Excerpt from Tnooz
While much media attention has focused on the issue of OTA cost, hotel owners have also seen franchise fees explode over the past decade, threatening profitability and potentially driving significant industry evolution.
Hotel chains have embarked on a series of extravagant marketing campaigns over the past 18 months, seemingly designed to support their direct booking and loyalty growth initiatives. Complete with extensive online advertising campaigns and flashy television ads, anyone interested in travel could not avoid being bombarded by repeated messages to visit brand websites and ‘book direct’!
Hilton for example, rolled out a “Stop Clicking Around” campaign in February of 2016 and touted it as their largest ever.
Complete with the Rolling Stones hit, “Satisfaction,” Hilton increased its media spend significantly in 2016, including a $25m television campaign. This leads to the question, where do hotel brands, with fewer and fewer owned properties, get the money to run such expensive television and media campaigns?

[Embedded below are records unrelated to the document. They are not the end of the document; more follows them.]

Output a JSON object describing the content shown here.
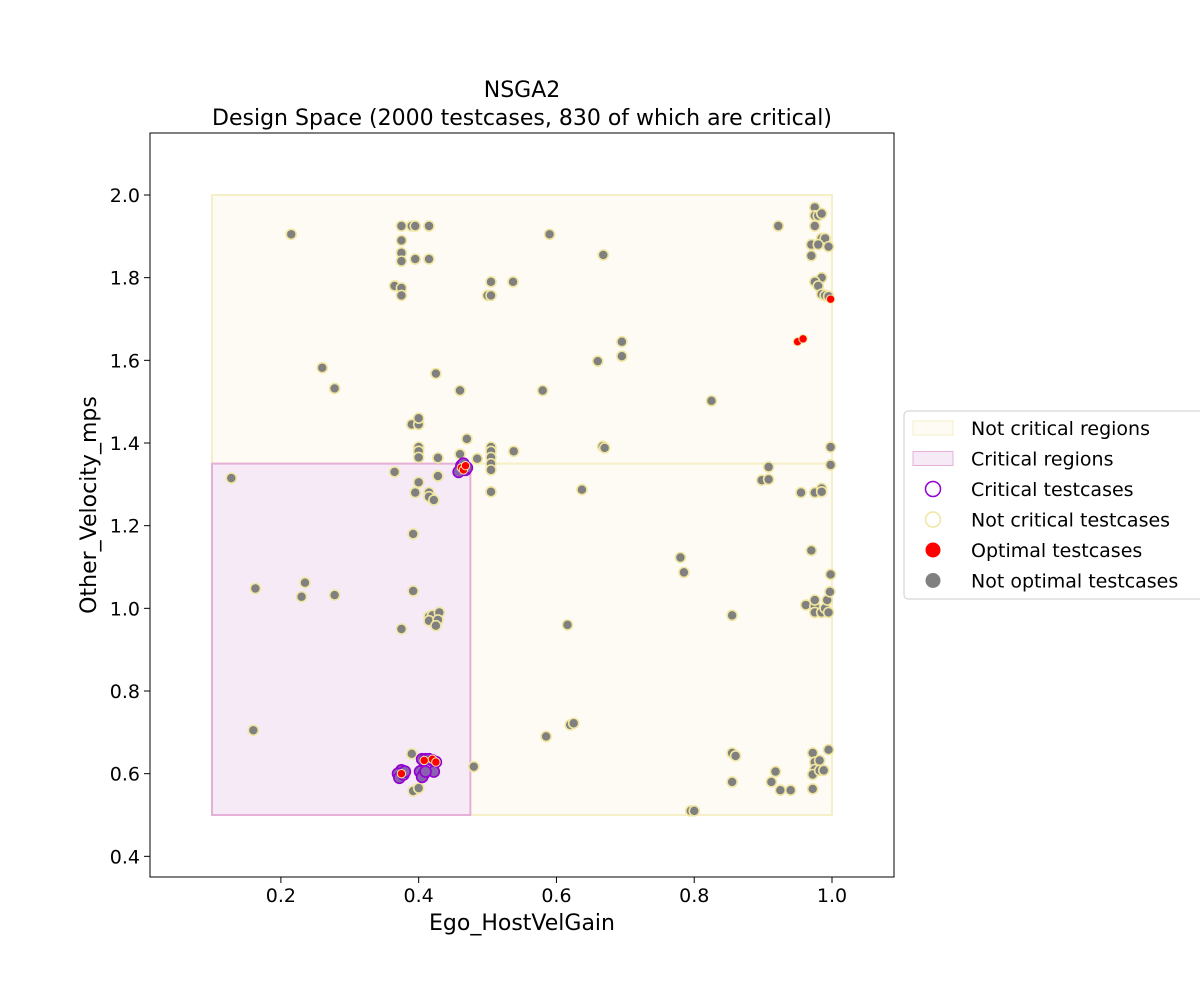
{
  "chart_data": {
    "type": "scatter",
    "title": "NSGA2",
    "subtitle": "Design Space (2000 testcases, 830 of which are critical)",
    "xlabel": "Ego_HostVelGain",
    "ylabel": "Other_Velocity_mps",
    "xlim": [
      0.01,
      1.09
    ],
    "ylim": [
      0.35,
      2.15
    ],
    "xticks": [
      0.2,
      0.4,
      0.6,
      0.8,
      1.0
    ],
    "xtick_labels": [
      "0.2",
      "0.4",
      "0.6",
      "0.8",
      "1.0"
    ],
    "yticks": [
      0.4,
      0.6,
      0.8,
      1.0,
      1.2,
      1.4,
      1.6,
      1.8,
      2.0
    ],
    "ytick_labels": [
      "0.4",
      "0.6",
      "0.8",
      "1.0",
      "1.2",
      "1.4",
      "1.6",
      "1.8",
      "2.0"
    ],
    "grid": false,
    "legend_position": "right-outside",
    "colors": {
      "not_critical_region_fill": "#fdfbf3",
      "not_critical_region_edge": "#f5f0c8",
      "critical_region_fill": "#f6eaf6",
      "critical_region_edge": "#e4b0d8",
      "critical_edge": "#9400d3",
      "critical_fill": "#8a60b0",
      "not_critical_edge": "#f0e6a0",
      "optimal": "#ff0000",
      "not_optimal": "#808080"
    },
    "regions": [
      {
        "kind": "not_critical",
        "x": [
          0.1,
          1.0
        ],
        "y": [
          1.35,
          2.0
        ]
      },
      {
        "kind": "not_critical",
        "x": [
          0.475,
          1.0
        ],
        "y": [
          0.5,
          1.35
        ]
      },
      {
        "kind": "critical",
        "x": [
          0.1,
          0.475
        ],
        "y": [
          0.5,
          1.35
        ]
      }
    ],
    "legend": [
      {
        "label": "Not critical regions",
        "symbol": "region_not_critical"
      },
      {
        "label": "Critical regions",
        "symbol": "region_critical"
      },
      {
        "label": "Critical testcases",
        "symbol": "circle_critical"
      },
      {
        "label": "Not critical testcases",
        "symbol": "circle_not_critical"
      },
      {
        "label": "Optimal testcases",
        "symbol": "dot_optimal"
      },
      {
        "label": "Not optimal testcases",
        "symbol": "dot_not_optimal"
      }
    ],
    "series": [
      {
        "name": "Not critical testcases",
        "critical": false,
        "points": [
          [
            0.215,
            1.905
          ],
          [
            0.375,
            1.925
          ],
          [
            0.39,
            1.925
          ],
          [
            0.395,
            1.925
          ],
          [
            0.415,
            1.925
          ],
          [
            0.375,
            1.89
          ],
          [
            0.375,
            1.86
          ],
          [
            0.375,
            1.84
          ],
          [
            0.395,
            1.845
          ],
          [
            0.415,
            1.845
          ],
          [
            0.365,
            1.78
          ],
          [
            0.375,
            1.775
          ],
          [
            0.375,
            1.757
          ],
          [
            0.26,
            1.582
          ],
          [
            0.278,
            1.532
          ],
          [
            0.425,
            1.568
          ],
          [
            0.46,
            1.527
          ],
          [
            0.58,
            1.527
          ],
          [
            0.59,
            1.905
          ],
          [
            0.668,
            1.855
          ],
          [
            0.5,
            1.757
          ],
          [
            0.505,
            1.757
          ],
          [
            0.505,
            1.79
          ],
          [
            0.537,
            1.79
          ],
          [
            0.66,
            1.598
          ],
          [
            0.695,
            1.61
          ],
          [
            0.695,
            1.645
          ],
          [
            0.825,
            1.502
          ],
          [
            0.922,
            1.925
          ],
          [
            0.975,
            1.97
          ],
          [
            0.975,
            1.95
          ],
          [
            0.98,
            1.95
          ],
          [
            0.985,
            1.955
          ],
          [
            0.975,
            1.925
          ],
          [
            0.985,
            1.895
          ],
          [
            0.99,
            1.895
          ],
          [
            0.97,
            1.88
          ],
          [
            0.98,
            1.88
          ],
          [
            0.995,
            1.875
          ],
          [
            0.97,
            1.853
          ],
          [
            0.985,
            1.8
          ],
          [
            0.975,
            1.79
          ],
          [
            0.98,
            1.78
          ],
          [
            0.985,
            1.76
          ],
          [
            0.99,
            1.757
          ],
          [
            0.995,
            1.755
          ],
          [
            0.39,
            1.445
          ],
          [
            0.4,
            1.445
          ],
          [
            0.4,
            1.46
          ],
          [
            0.4,
            1.39
          ],
          [
            0.4,
            1.38
          ],
          [
            0.4,
            1.365
          ],
          [
            0.47,
            1.41
          ],
          [
            0.505,
            1.39
          ],
          [
            0.505,
            1.38
          ],
          [
            0.505,
            1.365
          ],
          [
            0.505,
            1.35
          ],
          [
            0.505,
            1.335
          ],
          [
            0.538,
            1.38
          ],
          [
            0.485,
            1.362
          ],
          [
            0.428,
            1.364
          ],
          [
            0.46,
            1.373
          ],
          [
            0.667,
            1.392
          ],
          [
            0.67,
            1.388
          ],
          [
            0.365,
            1.33
          ],
          [
            0.4,
            1.305
          ],
          [
            0.428,
            1.32
          ],
          [
            0.395,
            1.28
          ],
          [
            0.415,
            1.28
          ],
          [
            0.415,
            1.27
          ],
          [
            0.422,
            1.262
          ],
          [
            0.505,
            1.282
          ],
          [
            0.637,
            1.287
          ],
          [
            0.898,
            1.31
          ],
          [
            0.908,
            1.312
          ],
          [
            0.908,
            1.342
          ],
          [
            0.955,
            1.28
          ],
          [
            0.975,
            1.28
          ],
          [
            0.985,
            1.29
          ],
          [
            0.985,
            1.282
          ],
          [
            0.998,
            1.39
          ],
          [
            0.998,
            1.347
          ],
          [
            0.128,
            1.315
          ],
          [
            0.392,
            1.18
          ],
          [
            0.97,
            1.14
          ],
          [
            0.163,
            1.048
          ],
          [
            0.235,
            1.062
          ],
          [
            0.23,
            1.028
          ],
          [
            0.278,
            1.032
          ],
          [
            0.392,
            1.042
          ],
          [
            0.415,
            0.98
          ],
          [
            0.42,
            0.983
          ],
          [
            0.43,
            0.99
          ],
          [
            0.415,
            0.97
          ],
          [
            0.428,
            0.972
          ],
          [
            0.425,
            0.958
          ],
          [
            0.375,
            0.95
          ],
          [
            0.616,
            0.96
          ],
          [
            0.78,
            1.123
          ],
          [
            0.785,
            1.087
          ],
          [
            0.855,
            0.983
          ],
          [
            0.962,
            1.008
          ],
          [
            0.975,
            1.005
          ],
          [
            0.975,
            1.02
          ],
          [
            0.975,
            0.99
          ],
          [
            0.985,
            0.99
          ],
          [
            0.99,
            1.0
          ],
          [
            0.993,
            1.02
          ],
          [
            0.995,
            0.99
          ],
          [
            0.997,
            1.04
          ],
          [
            0.998,
            1.082
          ],
          [
            0.16,
            0.705
          ],
          [
            0.39,
            0.648
          ],
          [
            0.48,
            0.617
          ],
          [
            0.585,
            0.69
          ],
          [
            0.62,
            0.718
          ],
          [
            0.625,
            0.722
          ],
          [
            0.795,
            0.51
          ],
          [
            0.8,
            0.51
          ],
          [
            0.855,
            0.65
          ],
          [
            0.86,
            0.643
          ],
          [
            0.855,
            0.58
          ],
          [
            0.912,
            0.58
          ],
          [
            0.918,
            0.605
          ],
          [
            0.925,
            0.56
          ],
          [
            0.94,
            0.56
          ],
          [
            0.972,
            0.65
          ],
          [
            0.975,
            0.628
          ],
          [
            0.982,
            0.632
          ],
          [
            0.975,
            0.61
          ],
          [
            0.972,
            0.598
          ],
          [
            0.982,
            0.608
          ],
          [
            0.988,
            0.608
          ],
          [
            0.972,
            0.563
          ],
          [
            0.995,
            0.658
          ],
          [
            0.392,
            0.558
          ],
          [
            0.4,
            0.565
          ]
        ]
      },
      {
        "name": "Critical testcases",
        "critical": true,
        "points": [
          [
            0.462,
            1.345
          ],
          [
            0.462,
            1.335
          ],
          [
            0.468,
            1.335
          ],
          [
            0.47,
            1.34
          ],
          [
            0.458,
            1.33
          ],
          [
            0.465,
            1.35
          ],
          [
            0.375,
            0.608
          ],
          [
            0.37,
            0.6
          ],
          [
            0.372,
            0.59
          ],
          [
            0.378,
            0.598
          ],
          [
            0.38,
            0.605
          ],
          [
            0.405,
            0.635
          ],
          [
            0.41,
            0.635
          ],
          [
            0.415,
            0.635
          ],
          [
            0.42,
            0.632
          ],
          [
            0.425,
            0.628
          ],
          [
            0.405,
            0.608
          ],
          [
            0.402,
            0.605
          ],
          [
            0.408,
            0.6
          ],
          [
            0.422,
            0.605
          ],
          [
            0.405,
            0.592
          ],
          [
            0.41,
            0.605
          ]
        ]
      }
    ],
    "optimal_points": [
      [
        0.998,
        1.748
      ],
      [
        0.95,
        1.645
      ],
      [
        0.958,
        1.652
      ],
      [
        0.462,
        1.34
      ],
      [
        0.465,
        1.335
      ],
      [
        0.468,
        1.345
      ],
      [
        0.375,
        0.6
      ],
      [
        0.408,
        0.632
      ],
      [
        0.42,
        0.635
      ],
      [
        0.425,
        0.628
      ]
    ]
  }
}
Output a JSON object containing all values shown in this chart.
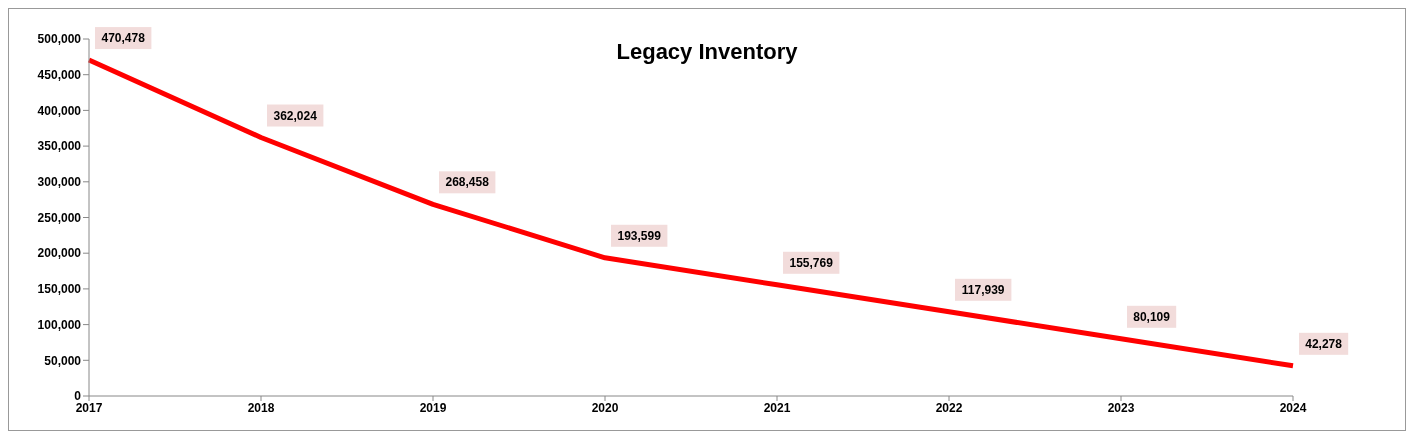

The majority of global hotel chains, including Hilton and Marriott, have been very vocal about their asset light strategies, making clear their business model is at its most profitable when they don’t own the bricks and mortar of the hotels they flag.
In effect these brands are metamorphosing into single brand OTAs driving business to their members. And by swooping up independents and aggressively growing the percentage of US properties that are branded, these two chains now ‘flag’ around a quarter of all bookable hotel rooms in the US.
And this is before their significant development pipeline is taken into account – currently almost 60% of all new rooms under development within the US market will be branded.
When the franchise and management contract fees from such operations are taken into account, that’s a lot of cash from a lot of hotel owners that can be used to foot the bill for these brand-focused booking campaigns.
Digging deeper into the Financial Disclosure Documents of seven major hotel brands’ from 2007 through 2017 revealed some startling figures.
In the past 10 years, hotel chains have been gradually increasing brand channel costs (as a % of ADR) by 34% on average – with the most extreme ‘performer’ increasing fees by 80%.
These increases include new fees to support online marketing efforts; to increases on existing royalty, loyalty, program, marketing, and reservation fees – but significantly they are charged on all revenues irrespective of whether it’s the hotel chain that secures the booking or not, something that seems unfair given that for most properties a decent proportion of hotel bookings originate through OTAs as well as at the property level.
And while the growth in fees varies by category and brand, a clear trend has emerged: To drive their direct booking campaigns and loyalty growth initiatives, asset light hotel chains are increasingly relying on owners’ pockets to keep their advertising coffers full.